Fleming’s goal is to produce a series of scholarly articles that will contribute to the research base, as well as actionable products that the Los Angeles Fire Department and other emergency personnel can draw on to identify where and how they should focus on promoting good human conduct of bystander intervention. This month he presented a poster “Spatial Distribution and Temporal Trends of Low Bystander CPR in the City of Los Angeles” at the American Heart Association Scientific Sessions in Chicago, Illinois. He recently has co-authored two articles,“Nicotine Replacement Therapy Sampling via Primary Care: Methods from a Pragmatic Cluster Randomized Clinical Trial” in Contemporary Clinical Trials (Sept. 2018; Vol 72(1-7, doi: 10.1016/j.cct.2018.07.008) and “Low blood pressure is associated with greater risk for cardiovascular events in treated adults with and without apparent treatment-resistant hypertension” in Journal of Clinical Hypertension (Mar. 2017; Vol 19(3; 241-249, doi: 10.1111/jch.12904).

The Glovin Award provides Fleming with a cash stipend that he can use for travel to conferences, research, or living expenses.
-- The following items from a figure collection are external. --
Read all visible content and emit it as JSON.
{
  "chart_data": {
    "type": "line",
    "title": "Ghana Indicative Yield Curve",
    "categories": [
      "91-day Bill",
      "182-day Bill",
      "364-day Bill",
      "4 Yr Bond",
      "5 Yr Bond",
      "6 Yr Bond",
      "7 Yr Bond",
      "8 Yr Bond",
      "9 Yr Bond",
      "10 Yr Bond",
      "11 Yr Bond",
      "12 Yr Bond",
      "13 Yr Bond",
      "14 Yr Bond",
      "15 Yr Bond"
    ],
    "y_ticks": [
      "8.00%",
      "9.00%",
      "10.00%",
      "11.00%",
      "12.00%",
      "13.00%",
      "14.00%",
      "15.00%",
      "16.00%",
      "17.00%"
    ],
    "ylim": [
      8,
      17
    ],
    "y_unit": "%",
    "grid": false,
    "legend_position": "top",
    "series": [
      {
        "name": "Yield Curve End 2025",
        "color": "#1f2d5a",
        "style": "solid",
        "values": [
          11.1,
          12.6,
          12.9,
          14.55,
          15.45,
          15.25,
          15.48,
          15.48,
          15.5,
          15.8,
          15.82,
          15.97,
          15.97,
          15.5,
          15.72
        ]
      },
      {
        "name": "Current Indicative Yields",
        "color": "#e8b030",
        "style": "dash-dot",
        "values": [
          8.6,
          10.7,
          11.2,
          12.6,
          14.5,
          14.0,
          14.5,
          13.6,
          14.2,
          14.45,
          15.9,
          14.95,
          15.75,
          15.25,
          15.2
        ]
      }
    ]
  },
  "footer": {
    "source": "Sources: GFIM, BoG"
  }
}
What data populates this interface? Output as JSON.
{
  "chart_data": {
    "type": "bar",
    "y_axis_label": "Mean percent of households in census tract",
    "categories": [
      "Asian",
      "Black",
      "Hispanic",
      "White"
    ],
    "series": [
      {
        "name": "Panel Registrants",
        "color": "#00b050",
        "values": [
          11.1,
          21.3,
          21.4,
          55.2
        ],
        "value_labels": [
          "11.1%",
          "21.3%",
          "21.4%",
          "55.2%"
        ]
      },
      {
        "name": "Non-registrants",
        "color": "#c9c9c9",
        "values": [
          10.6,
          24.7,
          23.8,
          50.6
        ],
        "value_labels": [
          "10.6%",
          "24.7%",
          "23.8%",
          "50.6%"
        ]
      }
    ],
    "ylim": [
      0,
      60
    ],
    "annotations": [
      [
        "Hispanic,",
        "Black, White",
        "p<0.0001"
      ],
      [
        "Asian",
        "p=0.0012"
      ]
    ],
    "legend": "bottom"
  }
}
Dr. Owens also received a research grant in connection with Fleming’s award.

Prior to starting his Population, Health and Place doctoral studies, Fleming was a researcher with the Care Coordination Institute working with grants from the National Institute of Health, the National Institute on Drug Abuse and the Center for Disease Control on issues ranging from tobacco use prevention to obesity and heart disease. He has a Master of Public Health in Health Policy Management and a B.S. in Health Promotion and Behavior, both degrees from the University of Georgia.

Dr. Robert O. Vos, assistant professor (teaching) of Spatial Sciences and director of graduate studies of the USC Spatial Sciences Institute, said, “Douglas is a great example of the kind of interdisciplinary researcher and scholar we envision in the Population, Health and Place Ph.D. program – someone who pursues research interests at the intersections of demography, sociology, preventive medicine, and spatial sciences with the capacity to integrate intellectual curiosity with technical skills. We congratulate him on this prestigious award and look forward to his continuing contributions to health care policy and practice.”